In order to invoke the "not a zero sum" defense you have to also give a rational argument as to who specifically should hand over their money to pay for this and why their interests have less societal benefit, so that the sum of the transaction does indeed end up positive. Additionally, you have to explain why debt forgiveness does not lead to a "negative sum" scenario due to moral hazard.
You're begging the question. I don't follow the assumption that anyone's interests have less societal benefit. Let's go with one example, taxpayers bail out student debt in tandem with some legislation that prevents moral hazard from being an issue. If that bailout prevents value destruction through economic collapse, or frees graduates to pursue vocations appropriate for their degree that could generate larger economic returns in the long run, there you have a rising tide lifting all boats. That scenario is loaded with assumptions, but my only aim is to open your mind to the possibility of a net win, not to describe an implementation.

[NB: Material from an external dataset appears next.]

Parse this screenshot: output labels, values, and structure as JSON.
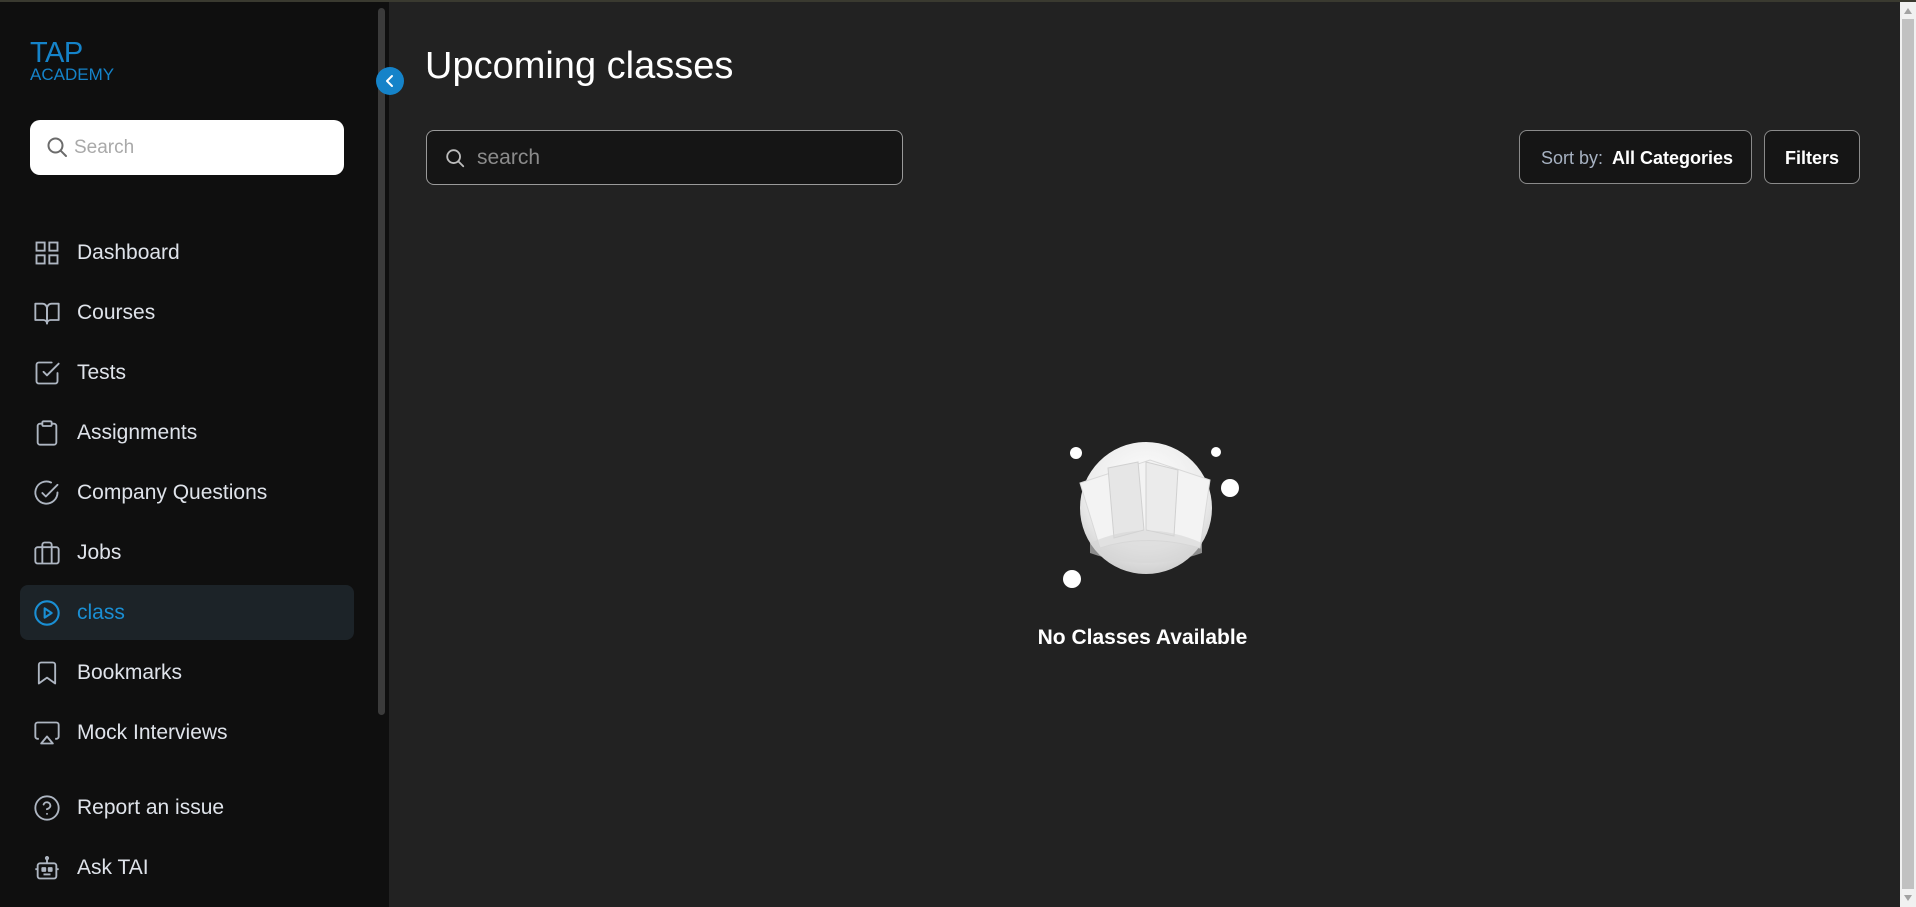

And for the record, I get the feeling you've assumed that I support debt forgiveness. I don't, and the moral hazard involved does bother me. But I won't let that stop me from considering strong arguments in favor of it.
It was the state tax payers (they were funding universities more aggressively), but we also didn’t have many fancy perks on campus back then (so kind of students also).
But who was really losing 20 years ago were underemployed administrators. There were much fewer of those cushy non-teaching non-research admin jobs.